D&I shouldn’t only be about gender equality but providing communities for a variety of different cultures spanning across religion, race, sexuality and other cultural factors that make us all individuals. 47.5% said that their company offer flexible working which seemed to be the most common offering of support towards D&I although only 8.2% say to have BAME associations and 26% providing LGBT+ groups.
Only 19% claimed their workplace are enforcing parenthood support which is not surprising when we are dealing with lots of talk regarding women in STEM and women leadership in the tech world. If a higher percentage introduced an initiative such as this, then the encouragement for more women to apply would increase. Not to say that parenthood support is only for mothers, but it would allow all parents to be on an equal footing when it comes to parental responsibility and therefore support more women in succeeding and feeling recognised. It would certainly make big steps towards more female applicants in these workplaces.
2 in 3 found their current role through a Recruiter
Two third of responses said they found their current role through a recruiter. As a recruitment firm it’s great to hear that most of their database is using Osmii or others. A very low 1.45% of respondents have come into their current role through internal promotion. Osmii are well on the front foot with support for Women in STEM and believe it can be driven by promoting from within and sponsoring current talent. With statistics like these it’s no wonder both men and women aren’t sticking around.
1 in 3 will leave for a new challenge
There are a number of factors that could contribute to leaving a position. It’s not possible to provide every option to cover all grounds but from the most popular reasons trends could be identified.
1 in 3 will leave for a new challenge/ more interesting work. Aside from the obvious of leaving for a higher salary, 14.9% said they leave their current job for a better work/life balance. This says more about the current workforce working around their own time and requiring flexibility from their managers.

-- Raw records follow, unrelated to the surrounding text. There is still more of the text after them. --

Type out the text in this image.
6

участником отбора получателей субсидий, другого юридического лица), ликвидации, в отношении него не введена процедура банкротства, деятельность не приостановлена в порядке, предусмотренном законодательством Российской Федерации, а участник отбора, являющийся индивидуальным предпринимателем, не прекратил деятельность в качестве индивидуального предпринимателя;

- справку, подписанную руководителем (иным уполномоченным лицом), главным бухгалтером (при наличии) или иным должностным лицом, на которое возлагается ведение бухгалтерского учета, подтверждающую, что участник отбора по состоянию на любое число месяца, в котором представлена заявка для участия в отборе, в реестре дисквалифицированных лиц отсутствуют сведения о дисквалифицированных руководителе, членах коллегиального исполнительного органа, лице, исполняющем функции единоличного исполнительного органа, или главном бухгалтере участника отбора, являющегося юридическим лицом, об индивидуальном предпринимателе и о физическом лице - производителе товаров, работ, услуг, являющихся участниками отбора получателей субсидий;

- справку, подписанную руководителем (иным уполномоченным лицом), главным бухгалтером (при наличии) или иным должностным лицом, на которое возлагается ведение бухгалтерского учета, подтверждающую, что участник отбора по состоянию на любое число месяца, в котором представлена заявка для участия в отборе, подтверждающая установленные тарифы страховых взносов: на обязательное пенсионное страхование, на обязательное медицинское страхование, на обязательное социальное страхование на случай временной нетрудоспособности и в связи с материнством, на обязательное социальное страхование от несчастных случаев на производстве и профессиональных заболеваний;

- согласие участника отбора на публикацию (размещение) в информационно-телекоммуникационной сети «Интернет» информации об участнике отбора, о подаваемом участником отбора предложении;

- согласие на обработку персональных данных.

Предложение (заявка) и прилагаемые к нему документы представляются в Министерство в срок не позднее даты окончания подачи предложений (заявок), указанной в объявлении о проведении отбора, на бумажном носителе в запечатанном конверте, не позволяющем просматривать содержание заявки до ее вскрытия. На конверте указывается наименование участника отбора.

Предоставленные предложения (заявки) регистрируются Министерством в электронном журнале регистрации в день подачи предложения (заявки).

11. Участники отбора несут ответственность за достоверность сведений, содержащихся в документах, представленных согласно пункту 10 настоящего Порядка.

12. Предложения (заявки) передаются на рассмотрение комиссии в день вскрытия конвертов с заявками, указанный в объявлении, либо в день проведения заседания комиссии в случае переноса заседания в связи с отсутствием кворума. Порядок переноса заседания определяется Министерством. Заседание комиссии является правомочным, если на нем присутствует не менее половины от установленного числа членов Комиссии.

Do you really feel secure in your role?
One of the biggest surprises that came out of the review was the overall scoring of how secure respondents feel in their current role. When given the option between 1 and 10, the average came out at 3. Why? Because no one scored above a 5 for how secure they feel! That means out of four different industries, a variety of people that work alone, part of a team and lead or manage their own teams, none of those people can confidently say they feel secure, that blows our mind. Is this due to Brexit/ the climate of fear generated by politicians? Or is this simply due to the changing workforce landscape (outsourcing /off & nearshoring /automation & AI / and or the gig economy)?
Are we doing enough to praise our employees, to say well done or point out successes no matter how small they are? Do we support our employees to have confidence in their ability? If people are doubting their role security, why?
The Responsible Recruiting review presents a lot of interesting talking points for not only recruiters but employers too. There is plenty to take away and action, especially in terms of covering Diversity & Inclusion nationally across all workforces. Osmii believe it’s a top priority to pave the way for all candidates and employees in the future.